- Check out the cheat sheet for ggplot2: Data
Visualization with ggplot2: CHEAT SHEET
- Similarly for matplotlib: Matplotlib
for Beginners: CHEAT SHEET
- Choose one language (R or Python) to complete the exercises, but
complete the first exercise in the opposite language. Submit separate
files for each language.
- Deadline is back to one week from the original precept
date.
- Please save each plot as an image (.png or .jpg) and upload them
to your GitHub repository (4 images total).
# R
library(pak)
packages <- c("ggplot2", "cowplot", "ggthemes", "patchwork")
pak::pkg_install(packages)
lapply(packages, require, character.only = TRUE)
# Python
import matplotlib.pyplot as plt
import seaborn as sns
import pandas as pd
mpg = pd.read_csv("mpg.csv")
Exercises
Exercise 1 – Bar Plot Modification
- Task:
- Add a title to the plot: “Distribution of Cars by Class”.
- Change the x-axis label to “Type of Car”.
- Color the bars in blue.
- Rotate the x-axis labels by 45 degrees.
- Expected Output: An updated plot with the above
specifications.
Initial Plot: A simple bar plot displaying the number of cars for
each class in the mpg dataset.
# R
ggplot(data = mpg, aes(x = class)) +
geom_bar()
# Python
sorted_mpg = mpg['class'].value_counts().sort_index()
plt.bar(sorted_mpg.index, sorted_mpg.values)
Exercise 2 – Histogram Modification
- Task:
- Add a title to the plot: “Highway Mileage Distribution”.
- Change the x-axis label to “Miles Per Gallon”.
- Fill the histogram bars with green but have a black border.
- Set the bin width to 2.
- Expected Output: An updated plot with the above
specifications.
Initial Plot: A histogram showcasing the distribution of highway
miles per gallon (hwy) from the mpg dataset.
# R
ggplot(data = mpg, aes(x = hwy)) +
geom_histogram()
## `stat_bin()` using `bins = 30`. Pick better value with `binwidth`.
# Python
plt.hist(mpg['hwy'], bins = 30)
Exercise 3 – Scatter Plot with Facets
- Task:
- Add a title: “Engine Displacement vs. Highway MPG”.
- Change the x-axis label to “Engine Size (liters)” and y-axis label
to “Highway MPG”.
- Color the points by class and shape them by the type of drive (e.g.,
4wd, fwd, rwd).
- Add a smooth trend line (with standard error or confidence interval)
to the plot.
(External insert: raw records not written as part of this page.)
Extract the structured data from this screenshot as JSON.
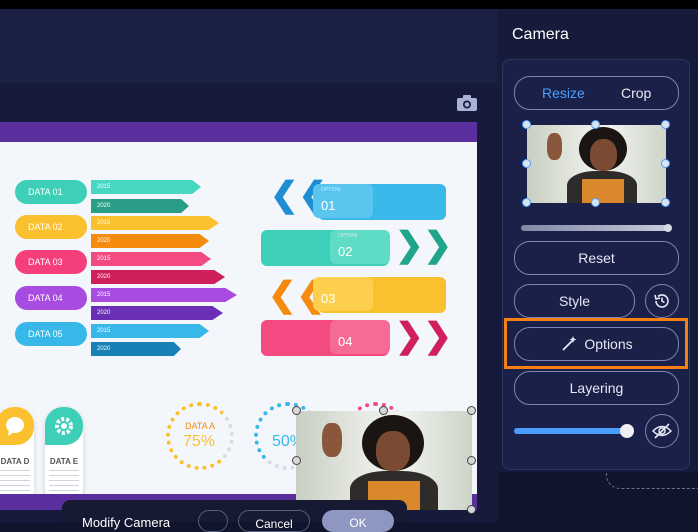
{
  "panel": {
    "title": "Camera",
    "tabs": [
      "Resize",
      "Crop"
    ],
    "reset_label": "Reset",
    "style_label": "Style",
    "options_label": "Options",
    "layering_label": "Layering",
    "opacity_fraction": 0.96
  },
  "slide": {
    "data_labels": [
      "DATA 01",
      "DATA 02",
      "DATA 03",
      "DATA 04",
      "DATA 05"
    ],
    "data_colors": [
      "#3ecfb8",
      "#fbc02d",
      "#f43f7a",
      "#a84be0",
      "#37b8e8"
    ],
    "years": [
      "2015",
      "2020"
    ],
    "options": [
      {
        "small": "OPTION",
        "number": "01"
      },
      {
        "small": "OPTION",
        "number": "02"
      },
      {
        "small": "",
        "number": "03"
      },
      {
        "small": "",
        "number": "04"
      }
    ],
    "cards": [
      "DATA D",
      "DATA E"
    ],
    "rings": [
      {
        "label": "DATA A",
        "value": "75%"
      },
      {
        "label": "",
        "value": "50%"
      }
    ]
  },
  "bottom_bar": {
    "text": "Modify Camera",
    "secondary": "Cancel",
    "primary": "OK"
  },
  "colors": {
    "accent_blue": "#4a9eff",
    "highlight_orange": "#f47f12",
    "slide_purple": "#5a2e9c"
  }
}
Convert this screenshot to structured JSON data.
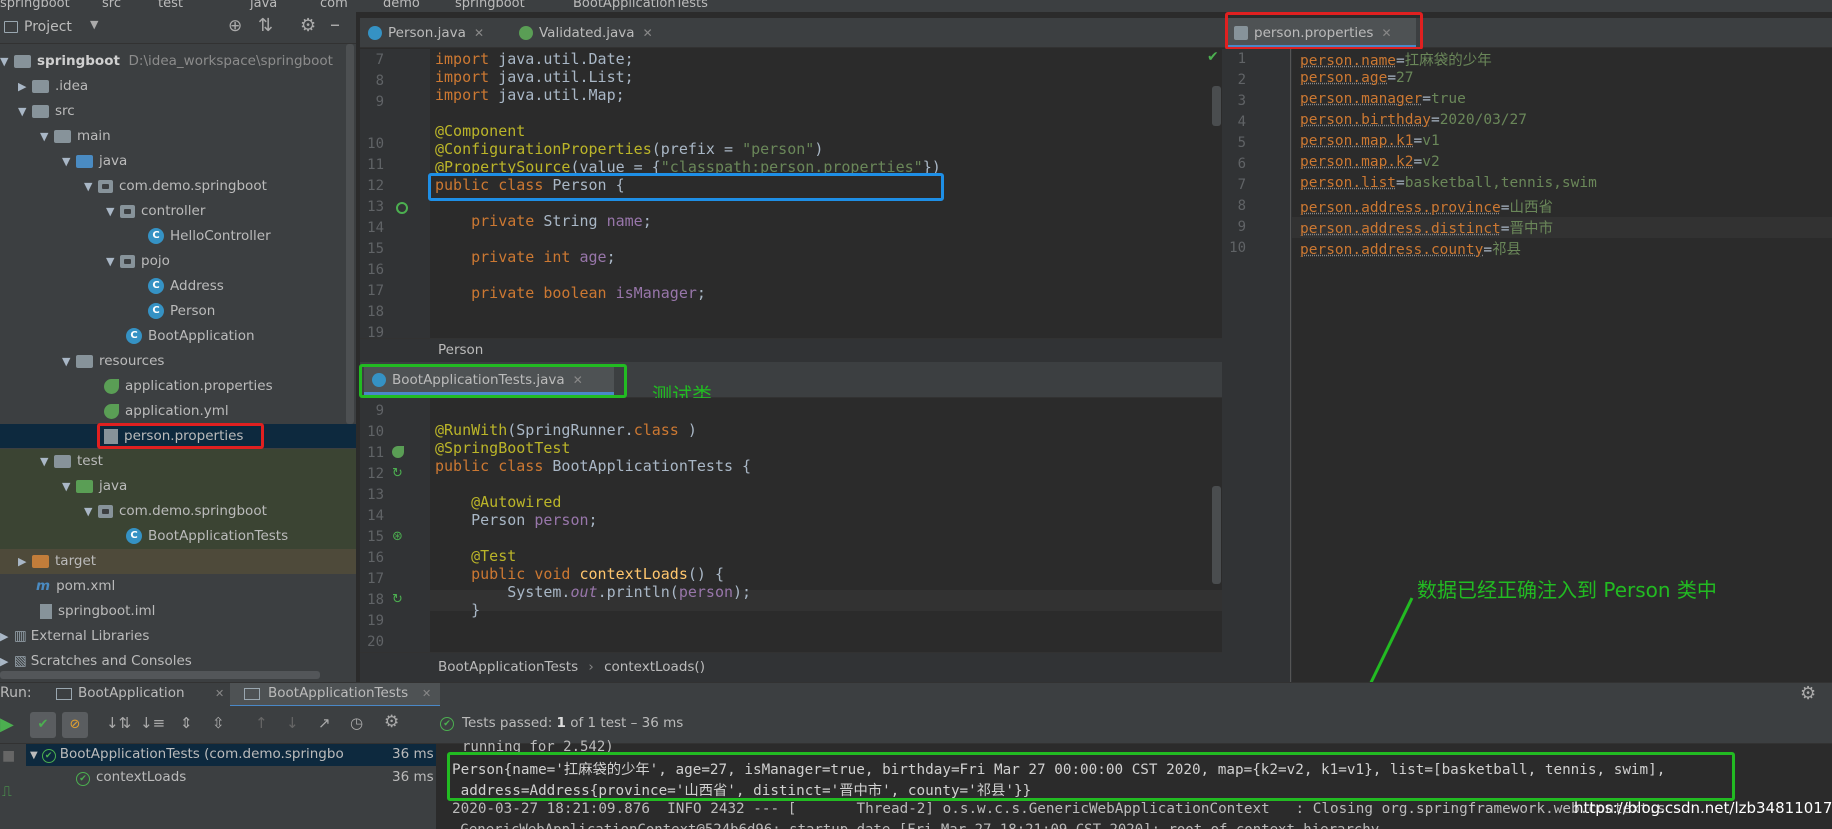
{
  "navbar": {
    "crumbs": [
      "springboot",
      "src",
      "test",
      "java",
      "com",
      "demo",
      "springboot",
      "BootApplicationTests"
    ]
  },
  "project": {
    "title": "Project",
    "root_name": "springboot",
    "root_path": "D:\\idea_workspace\\springboot",
    "items": [
      {
        "label": ".idea"
      },
      {
        "label": "src"
      },
      {
        "label": "main"
      },
      {
        "label": "java"
      },
      {
        "label": "com.demo.springboot"
      },
      {
        "label": "controller"
      },
      {
        "label": "HelloController"
      },
      {
        "label": "pojo"
      },
      {
        "label": "Address"
      },
      {
        "label": "Person"
      },
      {
        "label": "BootApplication"
      },
      {
        "label": "resources"
      },
      {
        "label": "application.properties"
      },
      {
        "label": "application.yml"
      },
      {
        "label": "person.properties"
      },
      {
        "label": "test"
      },
      {
        "label": "java"
      },
      {
        "label": "com.demo.springboot"
      },
      {
        "label": "BootApplicationTests"
      },
      {
        "label": "target"
      },
      {
        "label": "pom.xml"
      },
      {
        "label": "springboot.iml"
      },
      {
        "label": "External Libraries"
      },
      {
        "label": "Scratches and Consoles"
      }
    ]
  },
  "editor_top": {
    "tabs": [
      {
        "label": "Person.java"
      },
      {
        "label": "Validated.java"
      }
    ],
    "lines": [
      "7",
      "8",
      "9",
      "10",
      "11",
      "12",
      "13",
      "14",
      "15",
      "16",
      "17",
      "18",
      "19"
    ],
    "breadcrumb": "Person"
  },
  "editor_bottom": {
    "tab": "BootApplicationTests.java",
    "lines": [
      "9",
      "10",
      "11",
      "12",
      "13",
      "14",
      "15",
      "16",
      "17",
      "18",
      "19",
      "20"
    ],
    "breadcrumb_class": "BootApplicationTests",
    "breadcrumb_sep": "›",
    "breadcrumb_method": "contextLoads()"
  },
  "properties_editor": {
    "tab": "person.properties",
    "lines": [
      "1",
      "2",
      "3",
      "4",
      "5",
      "6",
      "7",
      "8",
      "9",
      "10"
    ],
    "entries": [
      {
        "key": "person.name",
        "value": "扛麻袋的少年"
      },
      {
        "key": "person.age",
        "value": "27"
      },
      {
        "key": "person.manager",
        "value": "true"
      },
      {
        "key": "person.birthday",
        "value": "2020/03/27"
      },
      {
        "key": "person.map.k1",
        "value": "v1"
      },
      {
        "key": "person.map.k2",
        "value": "v2"
      },
      {
        "key": "person.list",
        "value": "basketball,tennis,swim"
      },
      {
        "key": "person.address.province",
        "value": "山西省"
      },
      {
        "key": "person.address.distinct",
        "value": "晋中市"
      },
      {
        "key": "person.address.county",
        "value": "祁县"
      }
    ],
    "eq": "="
  },
  "annotations": {
    "test_class_note": "测试类",
    "injected_note": "数据已经正确注入到 Person 类中"
  },
  "run": {
    "label": "Run:",
    "tabs": [
      {
        "label": "BootApplication"
      },
      {
        "label": "BootApplicationTests"
      }
    ],
    "status_prefix": "Tests passed: ",
    "status_count": "1",
    "status_suffix": " of 1 test – 36 ms",
    "tree": [
      {
        "label": "BootApplicationTests (com.demo.springbo",
        "time": "36 ms"
      },
      {
        "label": "contextLoads",
        "time": "36 ms"
      }
    ],
    "console": [
      "running for 2.542)",
      "Person{name='扛麻袋的少年', age=27, isManager=true, birthday=Fri Mar 27 00:00:00 CST 2020, map={k2=v2, k1=v1}, list=[basketball, tennis, swim],",
      " address=Address{province='山西省', distinct='晋中市', county='祁县'}}",
      "2020-03-27 18:21:09.876  INFO 2432 --- [       Thread-2] o.s.w.c.s.GenericWebApplicationContext   : Closing org.springframework.web.context.s"
    ],
    "watermark": "https://blog.csdn.net/lzb348110175"
  }
}
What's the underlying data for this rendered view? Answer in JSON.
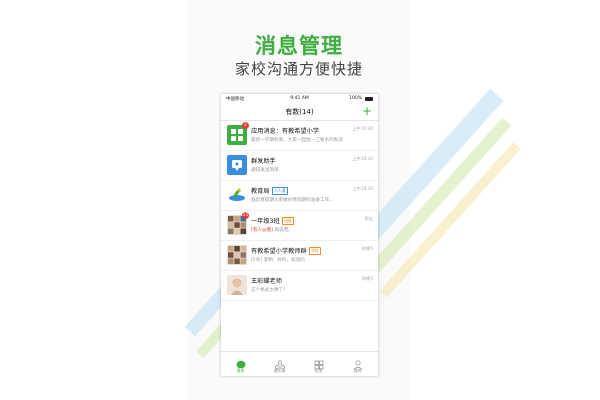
{
  "banner": {
    "headline": "消息管理",
    "subline": "家校沟通方便快捷"
  },
  "status_bar": {
    "carrier": "中国移动",
    "time": "9:41 AM",
    "battery": "100%"
  },
  "nav": {
    "title": "有数(14)",
    "add_label": "+"
  },
  "conversations": [
    {
      "name": "应用消息：有教希望小学",
      "preview": "最新一学期到来，大家一起给一江春水的私流",
      "time": "上午10:30",
      "badge": "2",
      "avatar": "app-grid-icon"
    },
    {
      "name": "群发助手",
      "preview": "通知发送简单",
      "time": "上午10:30",
      "badge": "",
      "avatar": "broadcast-icon"
    },
    {
      "name": "教育局",
      "tag": "人人通",
      "preview": "临近寒假期大家做好寒假期的准备工作...",
      "time": "上午10:30",
      "badge": "",
      "avatar": "education-logo"
    },
    {
      "name": "一年级3班",
      "tag": "班级",
      "mention": "[有人@我]",
      "preview": "再说吧。",
      "time": "周五",
      "badge": "15",
      "avatar": "class-group"
    },
    {
      "name": "有教希望小学教师群",
      "tag": "学校",
      "preview": "[5条] 李明：好的，知道的",
      "time": "昨晚5",
      "badge": "",
      "avatar": "teacher-group"
    },
    {
      "name": "王彩蝶老师",
      "preview": "这个格式太棒了！",
      "time": "昨晚5",
      "badge": "",
      "avatar": "teacher-photo"
    }
  ],
  "tabs": [
    {
      "label": "消息",
      "icon": "chat-bubble-icon",
      "active": true
    },
    {
      "label": "通讯录",
      "icon": "contacts-icon",
      "active": false
    },
    {
      "label": "应用",
      "icon": "apps-grid-icon",
      "active": false
    },
    {
      "label": "我的",
      "icon": "profile-icon",
      "active": false
    }
  ],
  "colors": {
    "brand_green": "#3dae3f",
    "badge_red": "#e53935",
    "tag_blue": "#3a8de0",
    "tag_orange": "#f08a24"
  }
}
Consider adjusting the alpha of the points for
clarity.
- Facet the plot by cyl (number of cylinders) in a 2x2 grid
format.
- Expected Output: An updated plot with the above
specifications.
Initial Plot: A scatter plot illustrating the relationship between
engine displacement (displ) and highway MPG (hwy).
# R
ggplot(data = mpg, aes(x = displ, y = hwy)) +
geom_point()
# Python
sns.scatterplot(data = mpg, x = 'displ', y = 'hwy')
Exercise 4: Enhanced Boxplots using after_stat() and patchwork
- Modify plot1:
- Color the boxes based on median value of cty using a gradient from
light blue (low mpg) to dark blue (high mpg).
- Add a title: “City MPG by Manufacturer”.
- Rotate x-axis labels by 90 degrees and adjust their size for
readability.
- Apply a theme of your choice from the ggthemes library (R) or
.set_theme() in the Seaborn library (Python).
- Modify plot2:
- Color the boxes based on median value of hwy using a gradient from
light green (low mpg) to dark green (high mpg).
- Add a title: “Highway MPG by Manufacturer”.
- Rotate x-axis labels by 90 degrees and adjust their size for
readability.
- Apply the same theme as plot1.
- Combine the two modified plots side by side using the patchwork
library (R) or
subplots (Python).
- Expected Output: A plot with the above
specifications.
# R
plot1 <- ggplot(data = mpg, aes(x = manufacturer, y = cty)) +
geom_boxplot()
plot2 <- ggplot(data = mpg, aes(x = manufacturer, y = hwy)) +
geom_boxplot()
# Python
plot1 = sns.boxplot(data = mpg, x = 'manufacturer', y = 'cty')
plot2 = sns.boxplot(data = mpg, x = 'manufacturer', y = 'hwy')